Yes, that Jeff Van Gundy. The NBA coach that coached the Knicks from 1996-2001 and the Rockets from 2003-2007. Two world class athletes are relegated to having to stay with a host family. Two world class athletes had to be taken in by “The Notorious J.V.G”.
The reason why this is appalling for women’s soccer is that the games are so exciting. The NWSL is the fourth attempt at an American women’s soccer league in the last 20 years; the other three (W-League, WUSA and WPS) all folded. If the games at the club level are even half as exciting as they are at the national level, the league has the potential to be really, really good.
Women’s soccer is very similar to men’s soccer. The game is played the same way, and the drama, excitement, and emotion of the games are the same as they are in the men’s game. There is no reason why American sports fans cannot get behind the U.S. women and cheer them on at 7:00 Sunday night.

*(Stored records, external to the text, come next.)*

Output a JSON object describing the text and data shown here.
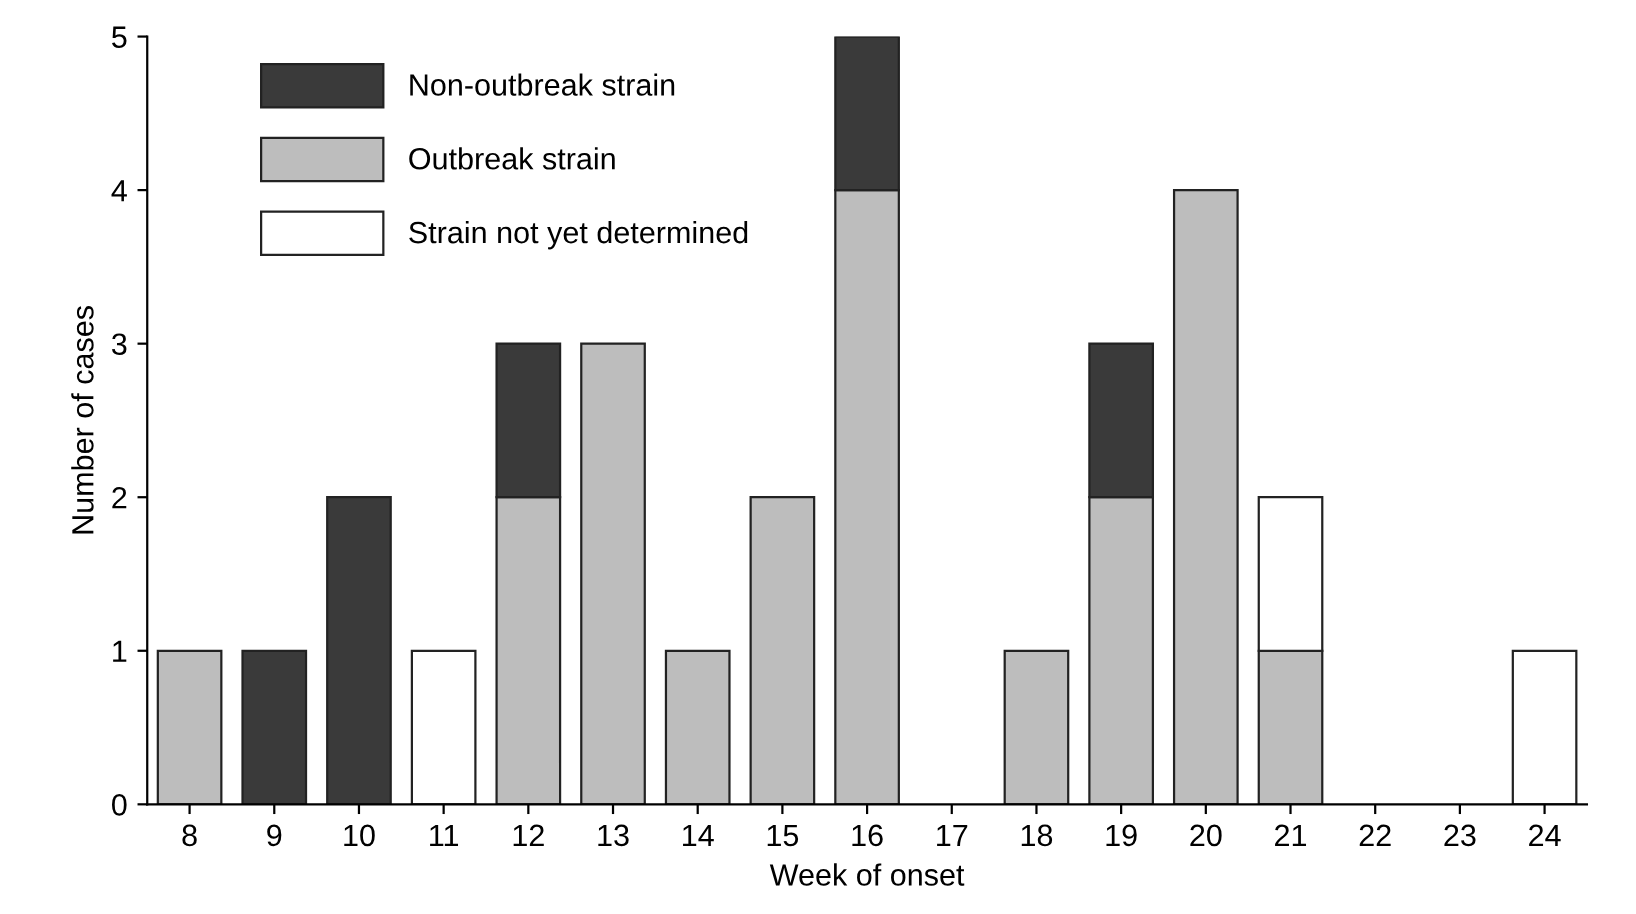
{
  "chart_data": {
    "type": "bar",
    "stacked": true,
    "xlabel": "Week of onset",
    "ylabel": "Number of cases",
    "categories": [
      "8",
      "9",
      "10",
      "11",
      "12",
      "13",
      "14",
      "15",
      "16",
      "17",
      "18",
      "19",
      "20",
      "21",
      "22",
      "23",
      "24"
    ],
    "series": [
      {
        "name": "Outbreak strain",
        "color": "#bdbdbd",
        "values": [
          1,
          null,
          null,
          null,
          2,
          3,
          1,
          2,
          4,
          null,
          1,
          2,
          4,
          1,
          null,
          null,
          null
        ]
      },
      {
        "name": "Non-outbreak strain",
        "color": "#3a3a3a",
        "values": [
          null,
          1,
          2,
          null,
          1,
          null,
          null,
          null,
          1,
          null,
          null,
          1,
          null,
          null,
          null,
          null,
          null
        ]
      },
      {
        "name": "Strain not yet determined",
        "color": "#ffffff",
        "values": [
          null,
          null,
          null,
          1,
          null,
          null,
          null,
          null,
          null,
          null,
          null,
          null,
          null,
          1,
          null,
          null,
          1
        ]
      }
    ],
    "ylim": [
      0,
      5
    ],
    "yticks": [
      0,
      1,
      2,
      3,
      4,
      5
    ],
    "grid": false,
    "legend": "top left"
  }
}
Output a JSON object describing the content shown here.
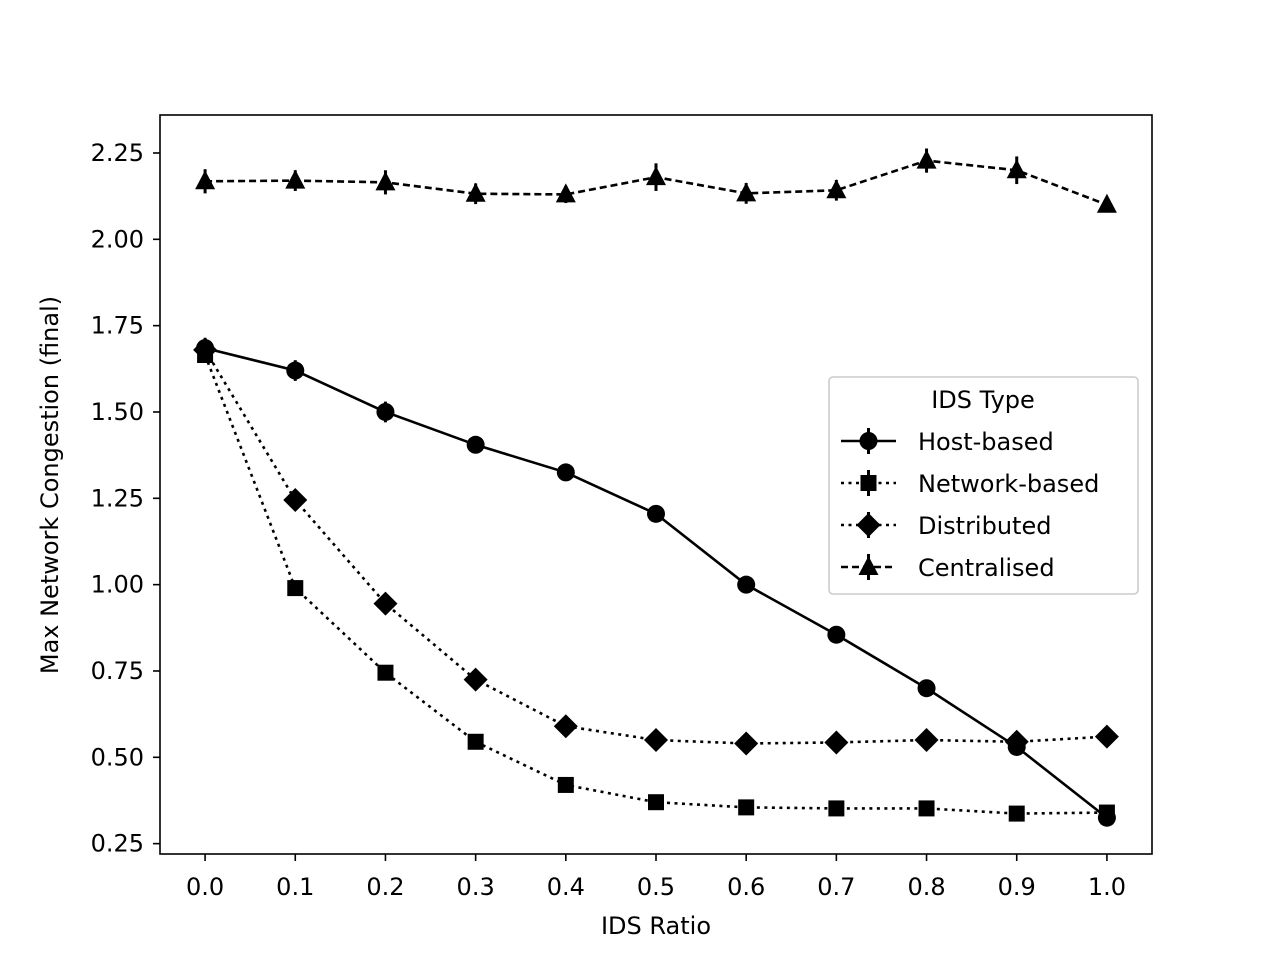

So yes, you should care about the Women’s World Cup Final. Unlike in the men’s game, this is probably the only chance you will get to see stars like Abby Wambach, Lloyd, Morgan, Hope Solo, and others. The people are different from last year to this one, but the cause is the same: to win a World Cup.
In spite of FIFA, Sunday’s game should be a great exhibition of soccer, the way it is supposed to be played. However, and most importantly, both countries will be behind their teams to win the game. Of course, I’m rooting for the U.S., as most, if not all, Americans probably are. And this is why you should care about the game: the hopes of a country are riding on it.